Isabelle Laplante, bibliothécaire responsable du CDC

Si le jeu de données est partagé, quels seront les lieux de diffusion ? Les universités se sont dotées de dépôts de jeux de données, principalement via leurs bibliothèques. Le Canada dispose d’un Dépôt fédéré de données de recherche, le DFDR, pour les dépôts volumineux.

Dans le réseau collégial, chaque établissement n’a pas les ressources pour disposer d’un tel outil. À la Fédération des cégeps, le directeur adjoint de la Commission de la recherche, Sylvain Poirier, se fait rassurant. « La Fédération travaille justement à réserver un lieu de dépôt commun pour les cégeps. »

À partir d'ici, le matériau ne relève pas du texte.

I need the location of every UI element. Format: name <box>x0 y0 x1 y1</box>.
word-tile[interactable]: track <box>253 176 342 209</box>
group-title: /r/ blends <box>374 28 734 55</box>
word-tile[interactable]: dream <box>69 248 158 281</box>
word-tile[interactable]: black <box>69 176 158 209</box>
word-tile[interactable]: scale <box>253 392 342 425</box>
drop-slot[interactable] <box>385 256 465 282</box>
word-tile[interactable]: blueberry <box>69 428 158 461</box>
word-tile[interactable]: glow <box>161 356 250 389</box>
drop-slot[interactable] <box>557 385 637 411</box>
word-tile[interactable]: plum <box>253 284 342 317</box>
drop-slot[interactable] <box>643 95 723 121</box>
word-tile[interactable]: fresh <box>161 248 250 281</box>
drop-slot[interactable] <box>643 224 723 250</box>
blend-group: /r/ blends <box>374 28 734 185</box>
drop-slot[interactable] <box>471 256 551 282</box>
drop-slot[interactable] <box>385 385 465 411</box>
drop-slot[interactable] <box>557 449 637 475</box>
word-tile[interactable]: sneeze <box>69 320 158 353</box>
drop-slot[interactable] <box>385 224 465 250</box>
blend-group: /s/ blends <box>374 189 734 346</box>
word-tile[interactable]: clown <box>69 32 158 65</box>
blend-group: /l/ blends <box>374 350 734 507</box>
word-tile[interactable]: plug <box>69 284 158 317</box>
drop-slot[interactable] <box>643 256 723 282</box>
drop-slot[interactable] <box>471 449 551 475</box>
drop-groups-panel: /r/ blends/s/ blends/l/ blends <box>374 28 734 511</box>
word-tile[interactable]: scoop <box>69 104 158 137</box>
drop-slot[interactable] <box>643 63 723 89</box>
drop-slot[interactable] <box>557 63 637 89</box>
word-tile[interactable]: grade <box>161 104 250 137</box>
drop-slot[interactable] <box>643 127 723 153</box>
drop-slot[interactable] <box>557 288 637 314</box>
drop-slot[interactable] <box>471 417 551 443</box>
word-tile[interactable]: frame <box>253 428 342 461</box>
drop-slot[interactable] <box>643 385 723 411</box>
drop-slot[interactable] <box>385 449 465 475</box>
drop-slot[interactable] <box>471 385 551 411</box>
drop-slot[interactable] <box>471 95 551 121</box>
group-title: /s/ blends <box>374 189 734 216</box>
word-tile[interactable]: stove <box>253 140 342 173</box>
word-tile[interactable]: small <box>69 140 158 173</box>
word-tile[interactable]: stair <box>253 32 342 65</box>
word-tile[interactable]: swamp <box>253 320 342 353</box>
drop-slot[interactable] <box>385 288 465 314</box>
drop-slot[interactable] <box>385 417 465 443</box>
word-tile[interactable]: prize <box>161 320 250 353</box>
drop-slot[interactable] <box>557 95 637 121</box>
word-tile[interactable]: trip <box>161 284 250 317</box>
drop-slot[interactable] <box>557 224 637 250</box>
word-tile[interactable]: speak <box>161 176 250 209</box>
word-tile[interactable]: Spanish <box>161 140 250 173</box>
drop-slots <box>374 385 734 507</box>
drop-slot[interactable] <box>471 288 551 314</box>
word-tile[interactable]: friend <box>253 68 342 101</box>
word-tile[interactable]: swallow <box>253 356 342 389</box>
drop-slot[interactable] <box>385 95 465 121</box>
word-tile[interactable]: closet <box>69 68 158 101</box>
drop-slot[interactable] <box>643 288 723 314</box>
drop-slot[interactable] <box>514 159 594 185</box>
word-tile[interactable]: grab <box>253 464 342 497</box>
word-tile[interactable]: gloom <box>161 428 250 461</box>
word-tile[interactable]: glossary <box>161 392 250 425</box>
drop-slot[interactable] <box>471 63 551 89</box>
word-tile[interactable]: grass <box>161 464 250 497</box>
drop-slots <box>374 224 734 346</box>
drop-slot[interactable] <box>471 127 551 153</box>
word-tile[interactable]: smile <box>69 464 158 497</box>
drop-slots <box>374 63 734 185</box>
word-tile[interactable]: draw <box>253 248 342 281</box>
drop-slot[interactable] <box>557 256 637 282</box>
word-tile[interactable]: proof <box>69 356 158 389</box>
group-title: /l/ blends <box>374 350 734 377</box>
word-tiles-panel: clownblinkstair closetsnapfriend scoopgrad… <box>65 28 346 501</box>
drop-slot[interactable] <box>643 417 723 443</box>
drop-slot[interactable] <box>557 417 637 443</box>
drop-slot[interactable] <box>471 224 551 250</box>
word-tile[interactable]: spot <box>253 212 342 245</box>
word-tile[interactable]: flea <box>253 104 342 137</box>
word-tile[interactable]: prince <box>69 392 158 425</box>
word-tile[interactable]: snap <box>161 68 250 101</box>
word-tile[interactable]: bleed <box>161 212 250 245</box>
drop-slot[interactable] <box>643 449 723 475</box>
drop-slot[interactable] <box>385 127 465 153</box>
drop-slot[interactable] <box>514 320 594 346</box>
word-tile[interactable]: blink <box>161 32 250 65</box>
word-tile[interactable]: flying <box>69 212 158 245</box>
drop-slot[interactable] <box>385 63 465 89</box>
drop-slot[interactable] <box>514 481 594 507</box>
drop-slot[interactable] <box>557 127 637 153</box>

Les collèges ont accès à des outils et à de l’accompagnement. Ainsi ils pourront répondre aux exigences de la politique des Instituts de recherche en santé du Canada (IRSC), du Conseil de recherches en sciences naturelles et en génie du Canada (CRSNG), et du Conseil de recherches en sciences humaines (CRSH). Trois organismes qui encouragent et appuient la recherche, la formation en recherche, le transfert de connaissances et l’innovation au Canada.

Un grand travail de sensibilisation doit être fait pour expliquer pourquoi une stratégie de gestion des données de recherche est nécessaire, comme le souligne Mme Laplante. «Même les bailleurs de fonds doivent être sensibilisés à valoriser la réutilisation des jeux de données lors de l’évaluation des demandes de financement. C’est un changement de culture. En fait, il est question du développement d’une culture de saine gestion de données de recherche et tout le monde est concerné. Même les étudiants, éventuellement.»